Unfortunately, even after several weeks, no such explanation is forthcoming from the government.
Anuradha Bhasin’s petition challenging the media curbs and snapping of communication channels was filed on August 10, within five days of the Centre’s measures. The petition has been listed six times, including today’s posting.
Except for a statement filed by the secretary to the government of J&K’s Department of Information and Public Relations, which does not qualify as an affidavit, there has not been any response from the government to this petition. This 12-page report of the fact situation in J&K tries to justify the measures with a bland statement that “if these steps had not been taken, there would have been an extremely volatile situation in the valley”.
An affidavit is a statement on oath, which swears by the truthfulness and correctness of it, and hence stands on higher pedestal of credibility. False statements in affidavits can expose the deponent to perjury proceedings. This statement by the secretary, therefore, does not have much weightage for the purpose of determining the constitutionality of the government measures.
Commenting on the reluctance shown by the government to file an affidavit in these matters so far, constitutional law scholar and advocate Gautam Bhatia said:
“The Supreme Court has often said that we live in a culture of justification, where the acts of State must be explained and justified to citizens, and especially to those whose lives they impact. This is particularly important where rights have been infringed, because it is necessary for the government’s justification to be tested by a court of law. By failing to put its reasons on record, the government is stymying constitutional accountability. The court should not indulge it any further”.

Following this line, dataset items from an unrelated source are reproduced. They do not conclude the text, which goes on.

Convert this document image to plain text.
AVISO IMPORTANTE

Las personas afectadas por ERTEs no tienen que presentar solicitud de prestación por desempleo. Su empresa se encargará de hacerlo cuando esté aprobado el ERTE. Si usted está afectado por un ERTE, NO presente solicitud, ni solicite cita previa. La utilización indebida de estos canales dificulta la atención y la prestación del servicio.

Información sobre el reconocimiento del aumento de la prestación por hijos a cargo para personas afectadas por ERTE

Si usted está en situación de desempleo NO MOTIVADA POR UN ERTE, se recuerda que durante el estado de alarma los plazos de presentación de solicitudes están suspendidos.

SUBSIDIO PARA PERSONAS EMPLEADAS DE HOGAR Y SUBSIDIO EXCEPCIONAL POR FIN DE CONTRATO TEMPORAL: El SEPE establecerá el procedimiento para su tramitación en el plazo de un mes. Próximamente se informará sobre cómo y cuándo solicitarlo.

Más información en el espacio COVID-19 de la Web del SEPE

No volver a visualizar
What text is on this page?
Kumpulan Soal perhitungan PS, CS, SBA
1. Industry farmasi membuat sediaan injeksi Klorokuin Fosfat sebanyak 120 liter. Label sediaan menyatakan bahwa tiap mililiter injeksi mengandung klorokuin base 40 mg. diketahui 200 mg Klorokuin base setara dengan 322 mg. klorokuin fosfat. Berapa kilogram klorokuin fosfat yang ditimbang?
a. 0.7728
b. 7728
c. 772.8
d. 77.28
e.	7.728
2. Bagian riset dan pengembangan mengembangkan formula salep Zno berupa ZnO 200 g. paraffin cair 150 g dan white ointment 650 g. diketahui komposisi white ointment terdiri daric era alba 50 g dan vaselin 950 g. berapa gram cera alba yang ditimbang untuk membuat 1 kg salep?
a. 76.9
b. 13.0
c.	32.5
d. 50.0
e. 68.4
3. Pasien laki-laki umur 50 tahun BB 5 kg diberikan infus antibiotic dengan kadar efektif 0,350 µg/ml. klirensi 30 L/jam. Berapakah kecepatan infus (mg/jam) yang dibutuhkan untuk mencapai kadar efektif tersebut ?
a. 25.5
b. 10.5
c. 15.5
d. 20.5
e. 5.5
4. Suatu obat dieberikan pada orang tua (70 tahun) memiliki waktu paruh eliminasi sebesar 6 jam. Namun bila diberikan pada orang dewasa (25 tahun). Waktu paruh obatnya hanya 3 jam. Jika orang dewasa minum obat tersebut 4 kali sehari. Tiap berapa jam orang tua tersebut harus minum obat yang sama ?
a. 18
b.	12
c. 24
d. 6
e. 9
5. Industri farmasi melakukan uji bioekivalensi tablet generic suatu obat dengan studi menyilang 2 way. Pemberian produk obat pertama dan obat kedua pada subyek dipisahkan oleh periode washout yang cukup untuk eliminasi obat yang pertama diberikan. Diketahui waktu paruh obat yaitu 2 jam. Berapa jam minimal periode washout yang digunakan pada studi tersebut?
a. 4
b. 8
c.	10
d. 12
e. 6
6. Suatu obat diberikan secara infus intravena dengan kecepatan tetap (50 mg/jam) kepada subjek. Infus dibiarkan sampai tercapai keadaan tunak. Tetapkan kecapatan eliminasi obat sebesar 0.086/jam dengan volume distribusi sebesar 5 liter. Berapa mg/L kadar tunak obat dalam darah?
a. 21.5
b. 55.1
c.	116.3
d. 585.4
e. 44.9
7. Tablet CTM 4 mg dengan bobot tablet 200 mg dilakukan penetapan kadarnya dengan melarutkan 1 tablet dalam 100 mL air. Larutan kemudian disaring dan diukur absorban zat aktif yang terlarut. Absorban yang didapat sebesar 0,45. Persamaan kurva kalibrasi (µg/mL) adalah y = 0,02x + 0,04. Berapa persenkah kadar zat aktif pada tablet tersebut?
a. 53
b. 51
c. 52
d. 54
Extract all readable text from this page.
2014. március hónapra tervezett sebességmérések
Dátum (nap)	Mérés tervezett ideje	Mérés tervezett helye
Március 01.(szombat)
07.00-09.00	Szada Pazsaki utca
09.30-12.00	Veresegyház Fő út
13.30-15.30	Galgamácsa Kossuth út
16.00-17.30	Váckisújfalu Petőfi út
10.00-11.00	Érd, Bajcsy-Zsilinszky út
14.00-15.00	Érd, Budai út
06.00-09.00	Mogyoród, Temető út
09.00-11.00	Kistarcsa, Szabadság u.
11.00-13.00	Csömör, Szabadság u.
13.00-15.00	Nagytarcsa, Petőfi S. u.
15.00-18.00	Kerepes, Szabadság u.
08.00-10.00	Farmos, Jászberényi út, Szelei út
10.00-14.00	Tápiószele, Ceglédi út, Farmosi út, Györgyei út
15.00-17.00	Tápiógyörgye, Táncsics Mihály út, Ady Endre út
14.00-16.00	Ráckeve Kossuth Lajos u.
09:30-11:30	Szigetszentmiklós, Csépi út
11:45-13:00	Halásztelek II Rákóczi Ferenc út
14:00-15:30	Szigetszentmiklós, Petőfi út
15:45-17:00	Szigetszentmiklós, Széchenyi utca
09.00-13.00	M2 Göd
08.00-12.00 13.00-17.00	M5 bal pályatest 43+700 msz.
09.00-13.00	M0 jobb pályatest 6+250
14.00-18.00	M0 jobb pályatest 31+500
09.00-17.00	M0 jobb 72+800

On September 16, the Court had directed the Centre and the state of J&K, to file their ‘respective affidavits’ to the petitions. But today, the Court did not venture to ask the government about its affidavit, before referring the matters to the constitution bench. Even the reports about an earthquake hitting the region earlier this week did not stir the Court to probe the government about the need for continuing the communication blockade.
In the constitutional challenge to the Presidents Orders issued on August 5 and 6 under Article 370 and to the J&K Reorganisation Act, the Centre is yet to come up with its affidavit. The petitions were admitted and referred to constitution bench, a month ago, on August 28.
The constitution bench is set to commence the hearing from tomorrow in these matters. Suhrith Parthasarathy, advocate of Madras high court and commentator on constitutional matters, expressed apprehension about the hearing being delayed due to the failure of the government to file its response. Pointing out the contrast between the response of the Supreme Court of India and that of the UK Supreme Court to contemporary constitutional issues, he said:
“It would be disappointing if the hearing is delayed on this ground. We’ve just seen the swiftness with which the UK Supreme Court has delivered a ruling on a hugely important issue (legality of prorogation of UK Parliament by prime minister Boris Johnson). If the government believes its decision on Article 370 is justified then it should be able to justify it on the basis of an expeditiously filed response.
It’s even more shocking that there has been no response filed to the various habeas corpus petitions. In the process, the very essence of habeas corpus has been lost.”
In the habeas petition filed by CPI(M) general secretary Sitaram Yechury for release of former J&K MLA M.Y. Tarigami, there has been no response by the Centre.
On September 16, the Court adjourned the hearing of the case by saying “the writ petition is kept open for a decision on the validity of the alleged detention of the petitioner claimed to be without any authority of law with effect from 05.08.2019”.
Today, the matter was referred to constitution bench, and the reasons of the detention, stated to have been in force since August 5, are yet to be disclosed.